Monday 14 November 2011

November 14th – Start of the Journey

After a good nights sleep, up for breakfast:- pineapple, water melon and omelette – the water melon and omelette is good but the pineapple is delicious.  Washed down with African Tea.

I am picked up by Samuel at 10am and off we set.  The traffic around Nairobi is heavy but not grid locked.   

We join  the Mombasa Road, heading North, this is the main road for all the freight traffic from the ports at Mombasa and up into, Northern Kenya,  Uganda and beyond.

We drive through ‘downtown’ Nairobi with the big office blocks, government buildings etc, a sign of money and wealth.  Then as we get out onto the outskirts we see the shanty towns and slums.  The contrast is always striking.

Then we are out into the countryside, small family farms, well tended form a patch work around the fields and hillsides.  The road is climbing all the time.  Then we suddenly get to a viewpoint and I am seeing, for the first time, the Rift Valley stretching out in front of me, the valley floor 8,000’ below me.  Samuel points out the landscape to me; the roads on the valley floor and, off in the distance, he tells me is the Masai Mara wild life park.

My first view of the Rift Valley 

 Samuel, backdrop of the Rift Valley

The owners of the Tourist craft shops come out and start trying to sell me souvenirs, time to start haggling.  I am not very good, but still get an OK deal.

We continue and start to see antelope grazing in the fields off to the side of the road and then  a herd of Zebra in a field, grazing alongside cattle.

An hour later we arrive at Egremont University and the Agricultural Resource Centre (ARC), where we will meet John and Mary and stay the night in the guest house alongside the ARC.

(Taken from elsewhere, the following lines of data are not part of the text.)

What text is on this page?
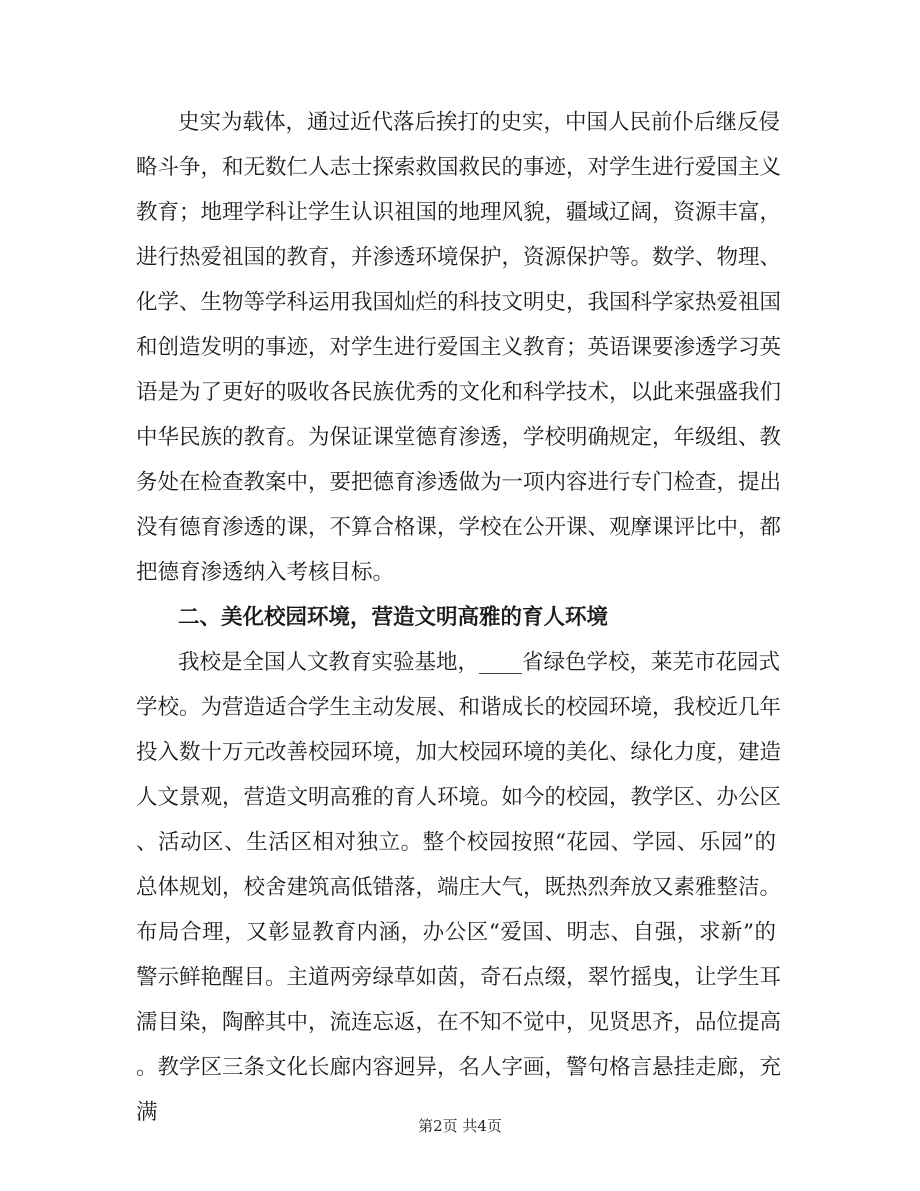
史实为载体，通过近代落后挨打的史实，中国人民前仆后继反侵
略斗争，和无数仁人志士探索救国救民的事迹，对学生进行爱国主义
教育；地理学科让学生认识祖国的地理风貌，疆域辽阔，资源丰富，
进行热爱祖国的教育，并渗透环境保护，资源保护等。数学、物理、
化学、生物等学科运用我国灿烂的科技文明史，我国科学家热爱祖国
和创造发明的事迹，对学生进行爱国主义教育；英语课要渗透学习英
语是为了更好的吸收各民族优秀的文化和科学技术，以此来强盛我们
中华民族的教育。为保证课堂德育渗透，学校明确规定，年级组、教
务处在检查教案中，要把德育渗透做为一项内容进行专门检查，提出
没有德育渗透的课，不算合格课，学校在公开课、观摩课评比中，都
把德育渗透纳入考核目标。
二、美化校园环境，营造文明高雅的育人环境
我校是全国人文教育实验基地，____省绿色学校，莱芜市花园式
学校。为营造适合学生主动发展、和谐成长的校园环境，我校近几年
投入数十万元改善校园环境，加大校园环境的美化、绿化力度，建造
人文景观，营造文明高雅的育人环境。如今的校园，教学区、办公区
、活动区、生活区相对独立。整个校园按照“花园、学园、乐园”的
总体规划，校舍建筑高低错落，端庄大气，既热烈奔放又素雅整洁。
布局合理，又彰显教育内涵，办公区“爱国、明志、自强，求新”的
警示鲜艳醒目。主道两旁绿草如茵，奇石点缀，翠竹摇曳，让学生耳
濡目染，陶醉其中，流连忘返，在不知不觉中，见贤思齐，品位提高
。教学区三条文化长廊内容迥异，名人字画，警句格言悬挂走廊，充
满
第2页 共4页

John and Mary are well, they have been in Kenya for two weeks and have spent the time ‘full on’ visiting Bees Abroad projects.  They reel off everything that has happened so quickly the detail is lost.  I remember the gifts of chickens, them seeing giraffe and John sleeping through a Lion breaking into one compound and stealing a lamb.

One thing is certain, they are delighted with the progress being made on their Bees Abroad projects.  I will get more detail and some photos for you to do this justice for them.

This evening we will meet some of the project workers and sponsors for dinner, then tomorrow we leave here and head North to visit more projects.  Mary tells me I will be trained in how to make cosmetics so that next week I can help train in some of the project communities.

Every day on this trip is going to be different.